In a broader sense, community policing is a philosophy that supports the use of partnerships between police departments and the communities they serve. Community policing, in collaboration with civilian law-enforcement agencies, plays a vital role in crime prevention and deterrence, said Tom Blair of the Army's Provost Marshal General's Office.
"Army installations have a long history of collaborating with surrounding communities," said Ivan Bolden, chief of Army partnerships at the Office of the Assistant Chief of Staff, Installation Management. "Installations have established many partnership agreements with local, state, and other federal government organizations for mutual benefit."
Bolden said that Army-wide, the service is working to "create an institutionalized mindset that relies on partnerships to ensure mission readiness in an era of reduced resources."
COMMUNITY POLICING AT FORT MEADE
FMPD Capt. Brain T. Kunkel said community policing efforts at Fort Meade have been a vital asset to the department, and believes such efforts would be of benefit across the U.S. military.
"I truly believe that the [Department of Defense] needs to consider having community policing officers," Kunkel said. "It creates that liaison between the police department and the community. No police department can do without community policing, and that includes the DOD."
Officer Melita Jefferson is now responsible for the community policing effort at Fort Meade. It's role she said she had to grow into.
"When they asked me to be a community police officer, I was extremely happy, but I was nervous because I didn't know what a community police officer entailed," Jefferson said. "There are no guidelines.
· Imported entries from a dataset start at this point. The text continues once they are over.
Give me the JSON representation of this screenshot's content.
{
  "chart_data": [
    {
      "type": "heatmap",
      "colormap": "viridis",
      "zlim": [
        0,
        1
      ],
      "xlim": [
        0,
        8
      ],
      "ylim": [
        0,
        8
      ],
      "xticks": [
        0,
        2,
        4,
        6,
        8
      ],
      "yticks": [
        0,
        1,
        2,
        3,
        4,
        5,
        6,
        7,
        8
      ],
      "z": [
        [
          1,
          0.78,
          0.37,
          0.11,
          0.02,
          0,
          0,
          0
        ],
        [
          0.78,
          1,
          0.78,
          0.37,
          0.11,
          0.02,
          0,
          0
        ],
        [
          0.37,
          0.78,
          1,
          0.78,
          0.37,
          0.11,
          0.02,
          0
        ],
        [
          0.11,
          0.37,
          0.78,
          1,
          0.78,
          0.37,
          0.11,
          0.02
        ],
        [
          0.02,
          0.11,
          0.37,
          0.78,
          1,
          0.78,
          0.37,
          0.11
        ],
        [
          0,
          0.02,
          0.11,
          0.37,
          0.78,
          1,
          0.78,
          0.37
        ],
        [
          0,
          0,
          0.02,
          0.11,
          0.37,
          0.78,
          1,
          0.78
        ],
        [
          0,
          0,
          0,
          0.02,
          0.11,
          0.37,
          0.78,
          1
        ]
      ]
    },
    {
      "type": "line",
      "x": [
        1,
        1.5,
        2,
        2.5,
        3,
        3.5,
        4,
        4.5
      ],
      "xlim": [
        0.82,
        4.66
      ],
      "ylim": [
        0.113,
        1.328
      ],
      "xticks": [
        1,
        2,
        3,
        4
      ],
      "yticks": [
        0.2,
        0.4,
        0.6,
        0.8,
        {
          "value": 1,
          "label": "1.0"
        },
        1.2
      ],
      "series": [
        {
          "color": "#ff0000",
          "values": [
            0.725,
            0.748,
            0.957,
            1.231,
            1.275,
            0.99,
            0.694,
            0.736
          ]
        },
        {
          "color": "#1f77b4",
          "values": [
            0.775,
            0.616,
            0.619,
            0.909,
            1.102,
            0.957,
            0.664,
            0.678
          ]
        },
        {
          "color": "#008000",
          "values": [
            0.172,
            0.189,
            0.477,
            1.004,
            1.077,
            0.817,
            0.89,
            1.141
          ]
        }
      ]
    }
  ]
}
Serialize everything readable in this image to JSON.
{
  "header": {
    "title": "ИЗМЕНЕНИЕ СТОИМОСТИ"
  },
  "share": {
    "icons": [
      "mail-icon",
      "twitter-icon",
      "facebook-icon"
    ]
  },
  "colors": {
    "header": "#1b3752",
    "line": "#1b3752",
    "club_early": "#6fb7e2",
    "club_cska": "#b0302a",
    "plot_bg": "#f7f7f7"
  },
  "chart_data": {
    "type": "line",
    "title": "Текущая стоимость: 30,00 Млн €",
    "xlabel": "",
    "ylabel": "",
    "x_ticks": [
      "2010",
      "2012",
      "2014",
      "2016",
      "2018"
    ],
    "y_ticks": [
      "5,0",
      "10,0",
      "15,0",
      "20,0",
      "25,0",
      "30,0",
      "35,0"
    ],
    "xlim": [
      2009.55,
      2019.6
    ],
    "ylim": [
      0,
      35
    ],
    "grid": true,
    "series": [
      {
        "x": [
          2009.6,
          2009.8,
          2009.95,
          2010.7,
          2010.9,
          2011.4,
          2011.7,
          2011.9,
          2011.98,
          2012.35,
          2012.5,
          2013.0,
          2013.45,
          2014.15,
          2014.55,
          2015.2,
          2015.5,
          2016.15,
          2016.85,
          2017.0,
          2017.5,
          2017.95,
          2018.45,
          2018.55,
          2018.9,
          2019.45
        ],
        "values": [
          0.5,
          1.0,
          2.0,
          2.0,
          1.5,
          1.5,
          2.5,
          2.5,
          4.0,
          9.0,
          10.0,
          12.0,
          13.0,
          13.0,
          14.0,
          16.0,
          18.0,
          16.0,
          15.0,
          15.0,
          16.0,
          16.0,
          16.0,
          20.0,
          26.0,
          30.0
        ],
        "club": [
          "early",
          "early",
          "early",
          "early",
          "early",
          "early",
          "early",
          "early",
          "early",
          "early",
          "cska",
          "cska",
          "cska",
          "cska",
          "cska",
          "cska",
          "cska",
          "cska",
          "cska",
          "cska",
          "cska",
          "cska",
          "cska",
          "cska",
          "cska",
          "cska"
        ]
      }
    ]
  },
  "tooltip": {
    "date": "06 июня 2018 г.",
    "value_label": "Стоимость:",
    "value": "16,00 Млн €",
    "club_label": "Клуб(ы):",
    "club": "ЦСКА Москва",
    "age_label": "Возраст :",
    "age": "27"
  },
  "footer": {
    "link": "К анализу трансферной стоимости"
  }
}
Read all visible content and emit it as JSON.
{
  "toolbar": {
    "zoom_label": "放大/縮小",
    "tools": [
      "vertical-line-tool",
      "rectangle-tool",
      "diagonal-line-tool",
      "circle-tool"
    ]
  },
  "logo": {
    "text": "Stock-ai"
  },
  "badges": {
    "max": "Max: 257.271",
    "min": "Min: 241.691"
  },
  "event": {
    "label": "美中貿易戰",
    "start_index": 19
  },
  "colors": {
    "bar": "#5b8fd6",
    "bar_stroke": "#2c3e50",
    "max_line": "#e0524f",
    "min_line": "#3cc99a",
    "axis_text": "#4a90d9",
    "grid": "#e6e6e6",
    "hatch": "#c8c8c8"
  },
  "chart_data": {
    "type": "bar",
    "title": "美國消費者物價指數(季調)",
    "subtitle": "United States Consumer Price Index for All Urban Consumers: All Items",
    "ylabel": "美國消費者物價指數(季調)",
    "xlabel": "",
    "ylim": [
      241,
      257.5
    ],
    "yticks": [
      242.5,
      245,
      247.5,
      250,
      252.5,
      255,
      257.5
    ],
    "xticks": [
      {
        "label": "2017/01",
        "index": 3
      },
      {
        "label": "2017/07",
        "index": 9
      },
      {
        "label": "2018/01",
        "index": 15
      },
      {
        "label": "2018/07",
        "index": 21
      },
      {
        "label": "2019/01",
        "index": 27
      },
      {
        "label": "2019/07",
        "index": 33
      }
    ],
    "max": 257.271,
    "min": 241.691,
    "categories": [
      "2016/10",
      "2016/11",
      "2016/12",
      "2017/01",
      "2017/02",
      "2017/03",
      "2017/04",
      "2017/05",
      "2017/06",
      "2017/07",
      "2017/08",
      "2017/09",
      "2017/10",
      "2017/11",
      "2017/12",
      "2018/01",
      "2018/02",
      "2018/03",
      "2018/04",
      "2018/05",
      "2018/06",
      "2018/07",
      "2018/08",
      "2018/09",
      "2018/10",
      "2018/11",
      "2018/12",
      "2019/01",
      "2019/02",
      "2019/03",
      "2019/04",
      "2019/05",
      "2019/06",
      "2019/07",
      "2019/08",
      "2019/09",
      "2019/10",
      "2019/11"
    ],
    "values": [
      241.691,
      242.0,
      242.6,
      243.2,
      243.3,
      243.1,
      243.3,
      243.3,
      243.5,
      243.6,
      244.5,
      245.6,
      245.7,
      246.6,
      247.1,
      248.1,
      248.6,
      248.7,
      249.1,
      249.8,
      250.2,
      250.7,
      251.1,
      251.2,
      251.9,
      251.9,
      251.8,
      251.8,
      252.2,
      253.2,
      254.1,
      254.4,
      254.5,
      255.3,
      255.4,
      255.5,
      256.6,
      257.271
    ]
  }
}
So I reached out to other agencies and realized that they experience the same things."
The idea of the Community Policing Symposium, she said, was to bring together those multiple agencies so that they could discuss their own experiences in implementing community policing programs, and share what they have learned.
"[Community policing] is something you should be doing in your normal everyday activities," she said. "Rolling the window down and waving at people, getting out of your car and talking to your community and seeing what their issues or concerns are and trying to resolve it at your level. [You have] got to be proactive and figure out what the problem is before it becomes bigger."
FMPD Lt. Jeremiah Irvin said his department expects to receive feedback from symposium participants to use in planning future meetings. He said he hopes the symposium will become an annual event.